- Born: Washington, US
- Education: University of California, Davis University of Western Washington
- Known for: Climate science and activism
- Scientific career
- Fields: Climate science, marine ecology

= Sarah Myhre =

American climatologist

Sarah Myhre is a climate scientist who uses geology to analyze ancient marine ecosystems and how they reacted to sudden climate changes in Earth's history. She is also an outspoken advocate for both social justice and science, emphasizing that climate change must be tackled alongside misogyny and social injustice. Myhre strives to help those most affected by climate change, but who lack the platform to speak.
Myhre is also a founding board member of 500 Women Scientists, an organization that aims to make science more inclusive.

==Early life and education==
Myhre is a fifth-generation Washingtonian who grew up in Seattle. She immersed herself in the outdoors throughout her childhood, whether it was skiing on the North Cascades mountains or exploring tide pools with her marine scientist aunt. Myhre comes from a family with many engineers.

Myhre attended Western Washington University, receiving a BS in biology. During her undergraduate years, she studied marine ecology. She performed field work in Costa Rica, monitoring the recovery of a sea urchin species that helps coral reefs thrive. Her later undergraduate studies took her to Bermuda and Hawaii where she worked for NOAA's Coral Reef Ecosystem Program. Myhre says that her studies in Costa Rica brought to light the unique obstacles that women face when trying to succeed in science. She said she experienced "sexual assault, physical abuse, and institutional negligence".

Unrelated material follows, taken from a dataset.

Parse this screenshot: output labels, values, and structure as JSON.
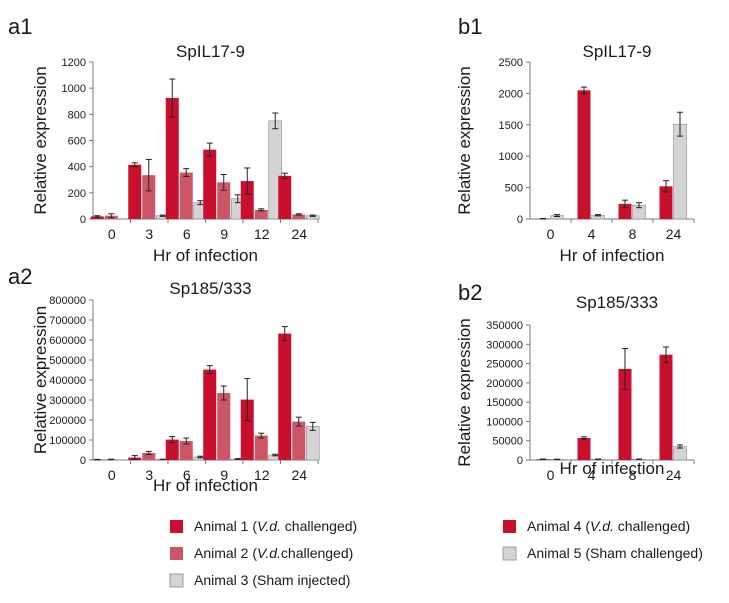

In 2013, Myhre was a Robert and Patricia Switzer Foundation Fellow studying climate change and coastal and marine conservation. In 2014, Myhre completed a PhD in ecology from University of California, Davis. Her new research area combined her previous interests; she studied geology to analyze ancient marine ecosystems and how they reacted to sudden climate changes in Earth's history.

==Career==
From 2015 to 2019, Myhre was a research associate at the University of Washington's School of Oceanography where she continued her analysis of how marine life adjusted to past abrupt climate changes.

Myhre was also a Kavli Fellow with the National Academy of Science and a senior fellow in Project Drawdown at the Breakthrough Institute, a research center that focuses on environmental solutions.

Myhre is now widely published in marine ecology and climate change. A large body of her work concerns the ecosystems off the coast of California, where she takes a palaeoecological approach to understanding Earth's history of climate change. For example, she uses samples of Earth's sediment, as well as marine fossils to piece together when certain changes occurred in the climate and affected marine organisms.

Since 2022, Myhre has worked as the program director for climate advocacy and democracy reform at the Glaser Progress Foundation. She believes that "a healthy and safe community is a non-partisan goal", regardless of whether the threat is climate change or respiratory viruses.

In 2018, Myhre founded a startup, the Rowan Institute, which aimed to make an impact on the world through scientific leadership. Additionally, she is a founding board member of 500 Women Scientists where she advocates for social justice and science.

==Honors and awards==
Myhre was named one of the most influential Seattleites of 2017 by Seattle Magazine. She was also listed in 2018 as one of "30 More Women Who Run [Seattle]" by Seattle Met.